Japanese building giant Taisei Corp is using techniques used in the construction of underwater tunnels in turbulent environments to revive local ocean ecosystems imperilled by climate change.

The company has used its own proprietary technology to place 600 mortar blocks on the sea bed off Miyakojima island in Okinawa Prefecture, in order to serve as seeding beds for coral larvae.

While the placing of inert structures on the seabed to foster the growth of a life form as hardy as coral may appear to be an elementary task, it required the use of sophisticated methods to assess tidal movement and determine the locations where coral larvae were likely to alight.

In order to achieve this, Taisei Corp made use of its proprietary tide prediction technology, which it has already applied to the development of a tunnel across in Turkey across the Bosphorus Strait to link the Mediterranean Sea with the Black Sea.

Taisei was able to build an undersea tunnel in the strait by using its tide prediction technology to gauge the movements of the powerful and complex currents that traverse it. By anticipating the strait’s tidal movements, the Japanese construction giant was able to time the deployment of the 11 separate sections of the tunnel with little concern about disruptive water movement.
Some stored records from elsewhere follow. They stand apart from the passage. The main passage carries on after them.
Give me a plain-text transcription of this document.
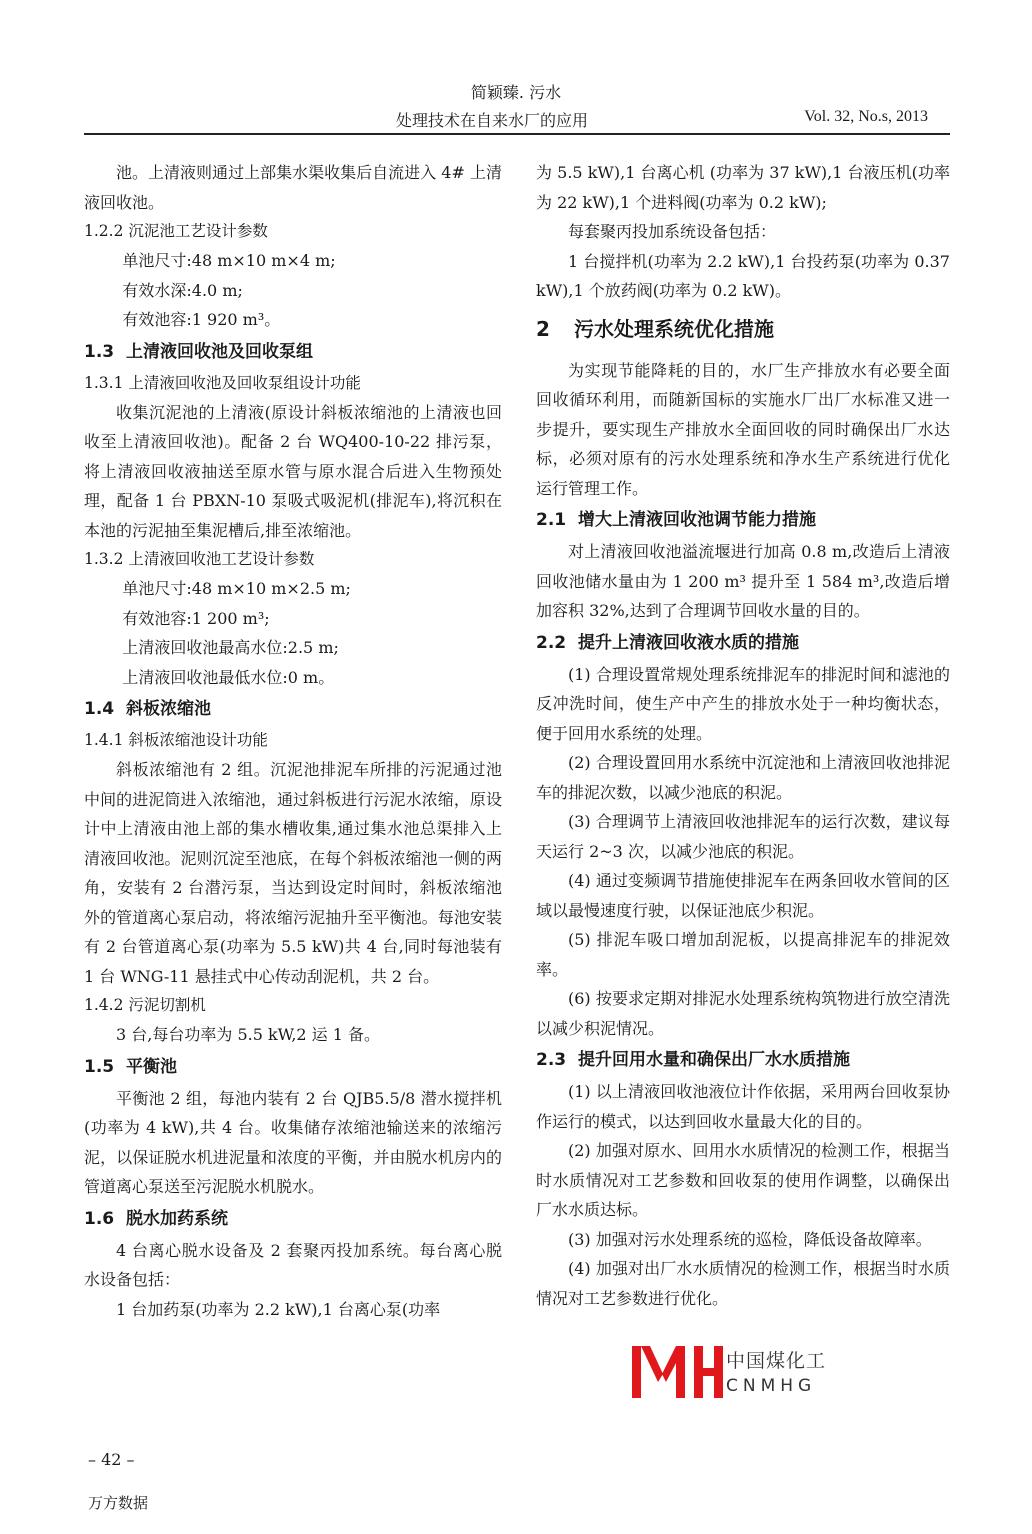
简颖臻. 污水
处理技术在自来水厂的应用	Vol. 32, No.s, 2013

池。上清液则通过上部集水渠收集后自流进入 4# 上清液回收池。

1.2.2 沉泥池工艺设计参数

单池尺寸:48 m×10 m×4 m;

有效水深:4.0 m;

有效池容:1 920 m³。

1.3 上清液回收池及回收泵组

1.3.1 上清液回收池及回收泵组设计功能

收集沉泥池的上清液(原设计斜板浓缩池的上清液也回收至上清液回收池)。配备 2 台 WQ400-10-22 排污泵，将上清液回收液抽送至原水管与原水混合后进入生物预处理，配备 1 台 PBXN-10 泵吸式吸泥机(排泥车),将沉积在本池的污泥抽至集泥槽后,排至浓缩池。

1.3.2 上清液回收池工艺设计参数

单池尺寸:48 m×10 m×2.5 m;

有效池容:1 200 m³;

上清液回收池最高水位:2.5 m;

上清液回收池最低水位:0 m。

1.4 斜板浓缩池

1.4.1 斜板浓缩池设计功能

斜板浓缩池有 2 组。沉泥池排泥车所排的污泥通过池中间的进泥筒进入浓缩池，通过斜板进行污泥水浓缩，原设计中上清液由池上部的集水槽收集,通过集水池总渠排入上清液回收池。泥则沉淀至池底，在每个斜板浓缩池一侧的两角，安装有 2 台潜污泵，当达到设定时间时，斜板浓缩池外的管道离心泵启动，将浓缩污泥抽升至平衡池。每池安装有 2 台管道离心泵(功率为 5.5 kW)共 4 台,同时每池装有 1 台 WNG-11 悬挂式中心传动刮泥机，共 2 台。

1.4.2 污泥切割机

3 台,每台功率为 5.5 kW,2 运 1 备。

1.5 平衡池

平衡池 2 组，每池内装有 2 台 QJB5.5/8 潜水搅拌机(功率为 4 kW),共 4 台。收集储存浓缩池输送来的浓缩污泥，以保证脱水机进泥量和浓度的平衡，并由脱水机房内的管道离心泵送至污泥脱水机脱水。

1.6 脱水加药系统

4 台离心脱水设备及 2 套聚丙投加系统。每台离心脱水设备包括：

1 台加药泵(功率为 2.2 kW),1 台离心泵(功率

为 5.5 kW),1 台离心机 (功率为 37 kW),1 台液压机(功率为 22 kW),1 个进料阀(功率为 0.2 kW);

每套聚丙投加系统设备包括：

1 台搅拌机(功率为 2.2 kW),1 台投药泵(功率为 0.37 kW),1 个放药阀(功率为 0.2 kW)。

2 污水处理系统优化措施

为实现节能降耗的目的，水厂生产排放水有必要全面回收循环利用，而随新国标的实施水厂出厂水标准又进一步提升，要实现生产排放水全面回收的同时确保出厂水达标，必须对原有的污水处理系统和净水生产系统进行优化运行管理工作。

2.1 增大上清液回收池调节能力措施

对上清液回收池溢流堰进行加高 0.8 m,改造后上清液回收池储水量由为 1 200 m³ 提升至 1 584 m³,改造后增加容积 32%,达到了合理调节回收水量的目的。

2.2 提升上清液回收液水质的措施

(1) 合理设置常规处理系统排泥车的排泥时间和滤池的反冲洗时间，使生产中产生的排放水处于一种均衡状态，便于回用水系统的处理。

(2) 合理设置回用水系统中沉淀池和上清液回收池排泥车的排泥次数，以减少池底的积泥。

(3) 合理调节上清液回收池排泥车的运行次数，建议每天运行 2~3 次，以减少池底的积泥。

(4) 通过变频调节措施使排泥车在两条回收水管间的区域以最慢速度行驶，以保证池底少积泥。

(5) 排泥车吸口增加刮泥板，以提高排泥车的排泥效率。

(6) 按要求定期对排泥水处理系统构筑物进行放空清洗以减少积泥情况。

2.3 提升回用水量和确保出厂水水质措施

(1) 以上清液回收池液位计作依据，采用两台回收泵协作运行的模式，以达到回收水量最大化的目的。

(2) 加强对原水、回用水水质情况的检测工作，根据当时水质情况对工艺参数和回收泵的使用作调整，以确保出厂水水质达标。

(3) 加强对污水处理系统的巡检，降低设备故障率。

(4) 加强对出厂水水质情况的检测工作，根据当时水质情况对工艺参数进行优化。

中国煤化工
CNMHG
– 42 –
万方数据
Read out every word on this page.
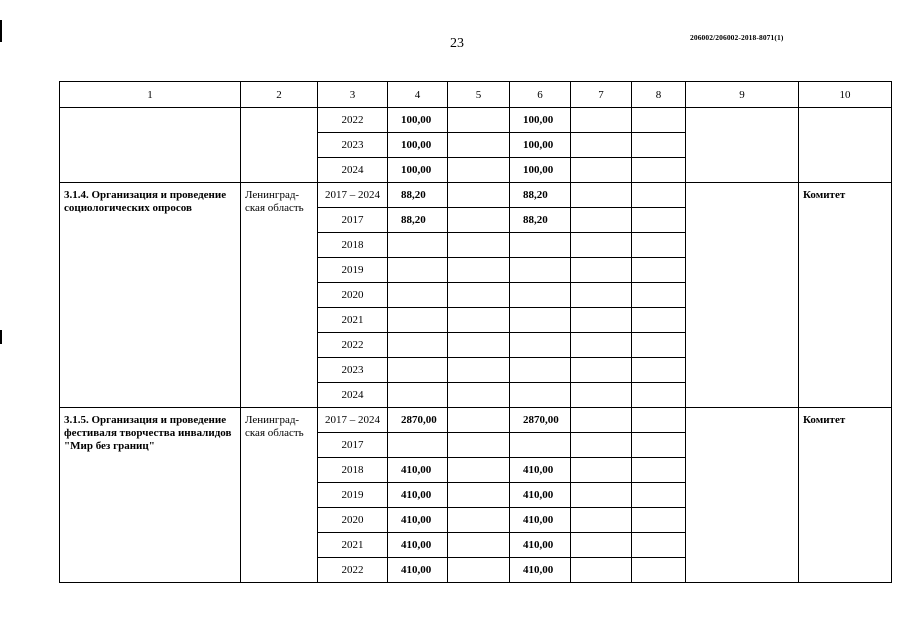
23	206002/206002-2018-8071(1)
1	2	3	4	5	6	7	8	9	10
		2022	100,00		100,00				
		2023	100,00		100,00				
		2024	100,00		100,00				
3.1.4. Организация и проведение социологических опросов	Ленинград-ская область	2017 – 2024	88,20		88,20				Комитет
		2017	88,20		88,20				
		2018							
		2019							
		2020							
		2021							
		2022							
		2023							
		2024							
3.1.5. Организация и проведение фестиваля творчества инвалидов "Мир без границ"	Ленинград-ская область	2017 – 2024	2870,00		2870,00				Комитет
		2017							
		2018	410,00		410,00				
		2019	410,00		410,00				
		2020	410,00		410,00				
		2021	410,00		410,00				
		2022	410,00		410,00				
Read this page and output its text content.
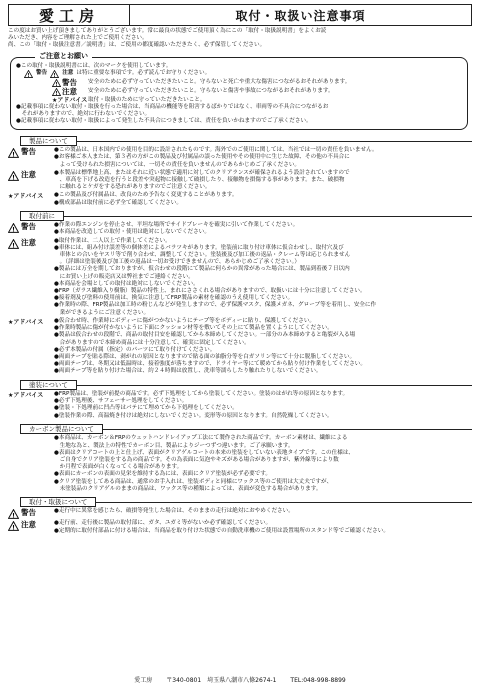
愛工房	取付・取扱い注意事項

この度はお買い上げ頂きましてありがとうございます。常に最良の状態でご使用頂く為にこの「取付・取扱説明書」をよくお読

みいただき、内容をご理解された上でご使用ください。

尚、この「取付・取扱注意書／説明書」は、ご使用の都度確認いただきたく、必ず保管してください。

ご注意とお願い

●この取付・取扱説明書には、次のマークを使用しています。

! 警告 ! 注意 は特に重要な事項です。必ず読んでお守りください。
! 警告 安全のために必ず守っていただきたいこと。守らないと死亡や重大な傷害につながるおそれがあります。
! 注意 安全のために必ず守っていただきたいこと。守らないと傷害や事故につながるおそれがあります。
★アドバイス 取付・取扱のために守っていただきたいこと。

●記載事項に従わない取付・取扱を行った場合は、当商品の機能等を阻害するばかりではなく、車両等の不具合につながるお

　それがありますので、絶対に行わないでください。

●記載事項に従わない取付・取扱によって発生した不具合につきましては、責任を負いかねますのでご了承ください。

製品について
! 警告	●この製品は、日本国内での使用を目的に設計されたものです。海外でのご使用に関しては、当社では一切の責任を負いません。

●お客様ご本人または、第３者の方がこの製品及び付属品の誤った使用やその使用中に生じた故障、その他の不具合に

　よって受けられた損害については、一切その責任を負いませんのであらかじめご了承ください。

! 注意	●本製品は標準地上高、またはそれに近い状態で適用に対してのクリアランスが確保されるよう設計されていますので

　、車高を下げる改造を行うと段差や突起物に接触して破損したり、接触物を損傷する事があります。また、破損物

　に触れるとケガをする恐れがありますのでご注意ください。

★アドバイス ●この製品及び付属品は、改良のため予告なく変更することがあります。

●構成部品は取付前に必ず全て確認してください。

取付前に
! 警告	●作業の際エンジンを停止させ、平坦な場所でサイドブレーキを確実に引いて作業してください。

●本商品を改造しての取付・使用は絶対にしないでください。

! 注意	●取付作業は、二人以上で作業してください。

●車体には、組み付け誤差等の個体差によるバラツキがあります。塗装前に取り付け車体に仮合わせし、取付穴及び

　車体との合いをヤスリ等で削り合わせ、調整してください。塗装後及び加工後の返品・クレーム等は応じられません

　。（詳細は塗装後及び加工後の返品は一切お受けできませんので、あらかじめご了承ください。）

●製品には万全を期しておりますが、仮合わせの段階にて製品に何らかの異常があった場合には、製品到着後７日以内

　にお買い上げの販売店又は弊社までご連絡ください。

●本商品を会場としての取付は絶対にしないでください。

●FRP（ガラス繊維入り樹脂）製品の特性上、まれにささくれる場合がありますので、取扱いには十分に注意してください。

●接着剤及び塗料の使用前は、換気に注意してFRP製品の素材を確認のうえ使用してください。

●作業時の際、FRP製品は加工時の粉じんなどが発生しますので、必ず保護マスク、保護メガネ、グローブ等を着用し、安全に作

　業ができるようにご注意ください。

★アドバイス ●仮合わせ時、作業時にボディーに傷がつかないようにテープ等をボディーに貼り、保護してください。

●作業時製品に傷が付かないように下面にクッション材等を敷いてその上にて製品を置くようにしてください。

●製品は仮合わせの段階で、商品の取付目安を確認してから本締めしてください。一部分のみ本締めすると亀裂が入る場

　合がありますので本締め商品には十分注意して、確実に固定してください。

●必ず本製品の付属（指定）のパーツにて取り付けてください。

●両面テープを貼る際は、剥がれの原因となりますので貼る面の油脂分等を白ガソリン等にて十分に脱脂してください。

●両面テープは、冬期又は低温時は、接着強度が落ちますので、ドライヤー等にて暖めてから貼り付け作業をしてください。

●両面テープ等を貼り付けた場合は、約２４時間は放置し、洗車等濡らしたり触れたりしないでください。

塗装について
★アドバイス ●FRP製品は、塗装が前提の商品です。必ず下処理をしてから塗装してください。塗装のはがれ等の原因となります。

●必ず下処理後、サフェーサー処理をしてください。

●塗装・下処理前に凹凸等はパテにて埋めてから下処理をしてください。

●塗装作業の際、高温焼き付けは絶対にしないでください。変形等の原因となります。自然乾燥してください。

カーボン製品について

●本商品は、カーボン＆FRPのウェットハンドレイアップ工法にて製作された商品です。カーボン素材は、繊維による

　生地な為と、製法上の特性でカーボン目、製品によりジーつずつ違います。ご了承願います。

●表面はクリアコートの上と仕上げ、表面がクリアゲルコートの本来の塗装をしていない表地タイプです。この仕様は、

　ご自身でクリア塗装をする為の商品です。その為表面に気泡やキズがある場合がありますが、紫外線等により数

　か月程で表面が白くなってくる場合があります。

●表面にカーボンの表面の見栄を維持する為には、表面にクリア塗装が必ず必要です。

●クリア塗装をしてある商品は、通常のお手入れは、塗装ボディと同様にワックス等のご使用は大丈夫ですが、

　未塗装品のクリアゲルのままの商品は、ワックス等の種類によっては、表面が変色する場合があります。

取付・取扱について
! 警告	●走行中に異常を感じたら、破損等発生した場合は、そのままの走行は絶対におやめください。

! 注意	●走行前、走行後に製品の取付部に、ガタ、ユガミ等がないか必ず確認してください。

●定期的に取付付部品に付ける場合は、当商品を取り付けた状態での自動洗車機のご使用は設置場所のスタンド等でご確認ください。

愛工房 〒340-0801　埼玉県八潮市八條2674-1 TEL:048-998-8899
It was then able to connect the disparate section on site at depths of up to 60 metres in conditions of relative safety.

In the case of the Miyakojima Island coral reef project, Taisei was able to use the stream prediction method to determine at which points coral larvae were likely to fall in the island’s adjacent waters.

The company then deployed a series of 600 mortal blocks at these sites, where they are best-positioning able to reap the coral larvae as they underwater eddies channeled them towards these locations.

The method has proved as successful at fostering coral growth as it was at helping to build tunnels in hazardous waters. So far, a total of 42 coral larvae have settled on the blocks, growing to maximum sizes of four centimetres.

Taisei officials say the mortal blocks seeded with the nascent coral reefs can now be shifted to locations with preferable environmental conditions in order to best foster their future growth.

“We hope to contribute to recovering these lost natural resources as much as possible,” said Kazunori Ito, chief of the hydraulic and environmental engineering research section of Taisei’s civil engineering research institute.

The construction giant now plans to sell the coral restoration method to government bodies and other organisations concerned with the restoration of ocean environments.